Indietro tutta. L’apertura dei cantieri sulla tratta italiana ha da sempre incontrato l’opposizione del movimento No-Tav. La coordinatrice europea del progetto ha evidenziato in Commissione come «l’assenza di una chiara comunicazione, sia sulla natura stessa del progetto sia sulle attività svolte, costituisce uno dei principali fattori che permettono di spiegare l’opposizione da parte italiana». La Commissione si è avvalsa di una consulenza indipendente, la COWI, il governo italiano ha istituito un Osservatorio che ha rimodellato il progetto, giungendo così alla sottoscrizione di un secondo accordo Italo-francese nel 2012. Si può discutere sulla liceità delle motivazioni e delle azioni dei no-Tav, ad essere fuori discussione è l’assurdità dell’azione di una parte del governo a partire dal suo insediamento nel 2018.
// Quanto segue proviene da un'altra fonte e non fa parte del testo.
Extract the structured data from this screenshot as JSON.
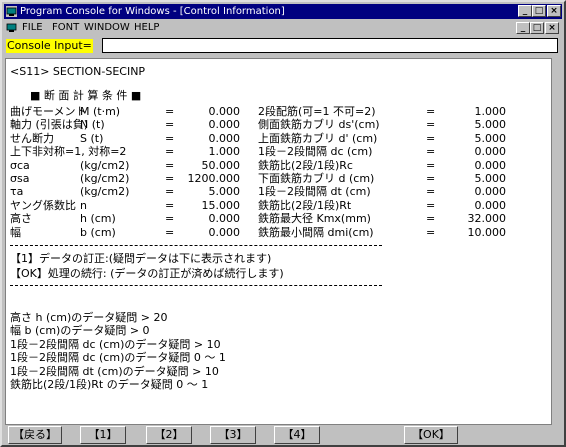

ACB senza “abc”. Il 1º giugno 2018 si è insediato il Governo Conte nel cui “contratto di governo” si ribadiva l’impegno a ridiscutere integralmente il progetto. È stata sospesa la pubblicazione dei bandi, per far spazio alla Analisi Costi Benefici (ACB) che valutasse i costi previsti e l’utilità del progetto. La relazione finale, consegnata lo scorso 11 febbraio 2019, Contestualmente, ha quantificato come fortemente sfavorevoli costi del progetto, con un saldo negativo di 7,8 miliardi. L’analisi costi benefici proposta dal governo del cambiamento è stata prontamente sbugiardata dagli ingegneri di Lombardia e Piemonte e cosa ben più grave dalla bocciatura della mozione 5 stelle ieri al Senato. Il Tav ha così mostrato la sua natura avveniristica, non in termini ingegneristici o infrastrutturali ma politici.
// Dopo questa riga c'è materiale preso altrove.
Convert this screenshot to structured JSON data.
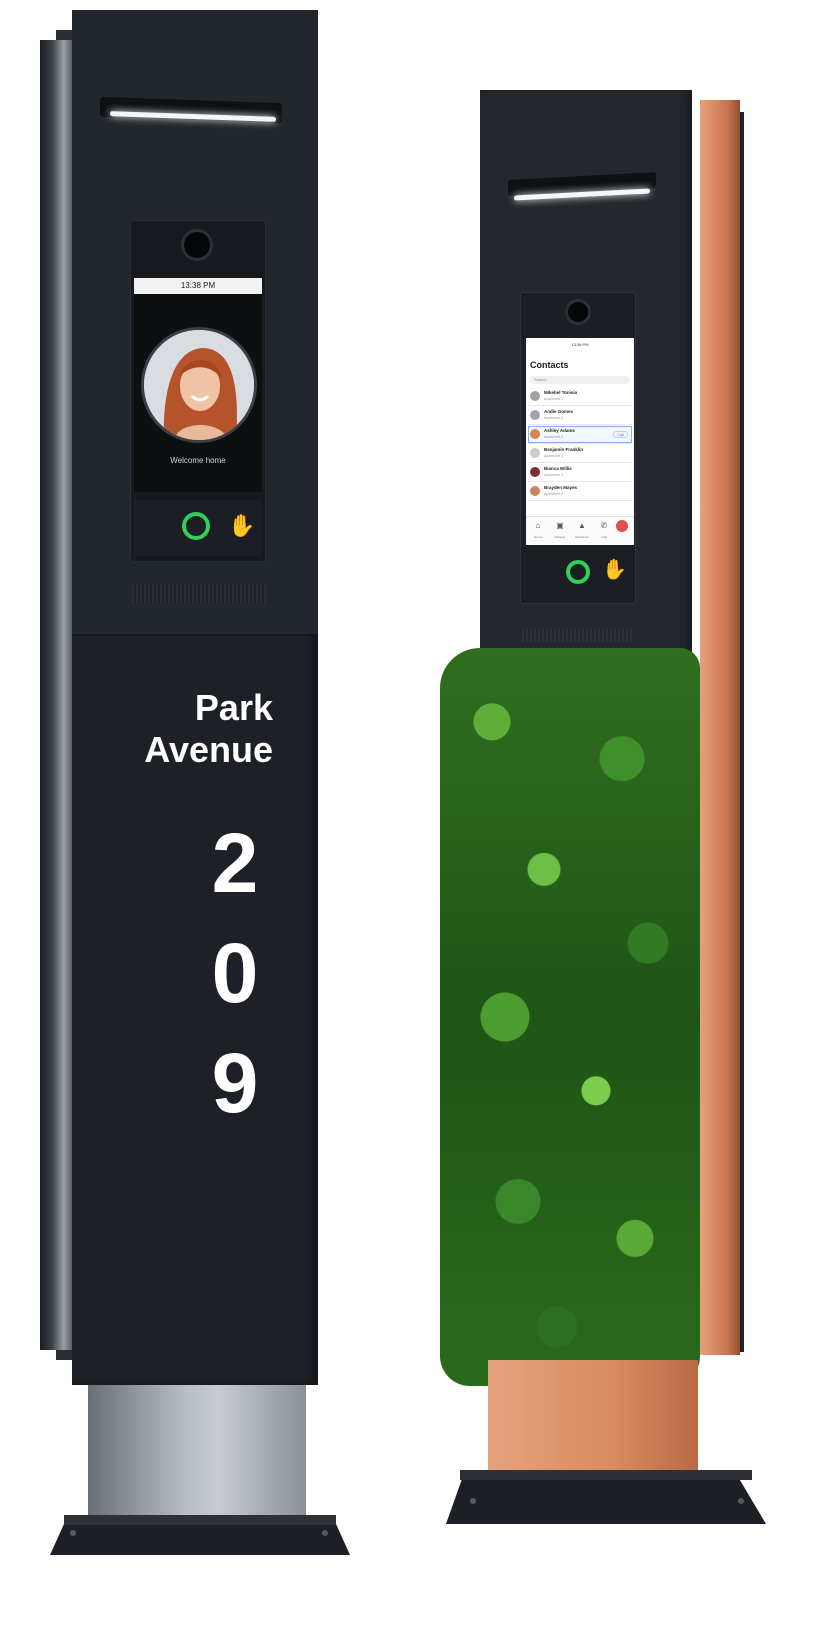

Ci siamo abituati negli anni ad assistere alla revisione dei progetti sulle grandi opere con il cambio di governo: il nuovo esecutivo si affrettava a modificare o eliminare i progetti dei predecessori. L’innovazione del Tav sta nel fatto che a fare canto e controcanto alla realizzazione del progetto sono le diverse anime interne alla maggioranza. Un’autentica opera del futuro!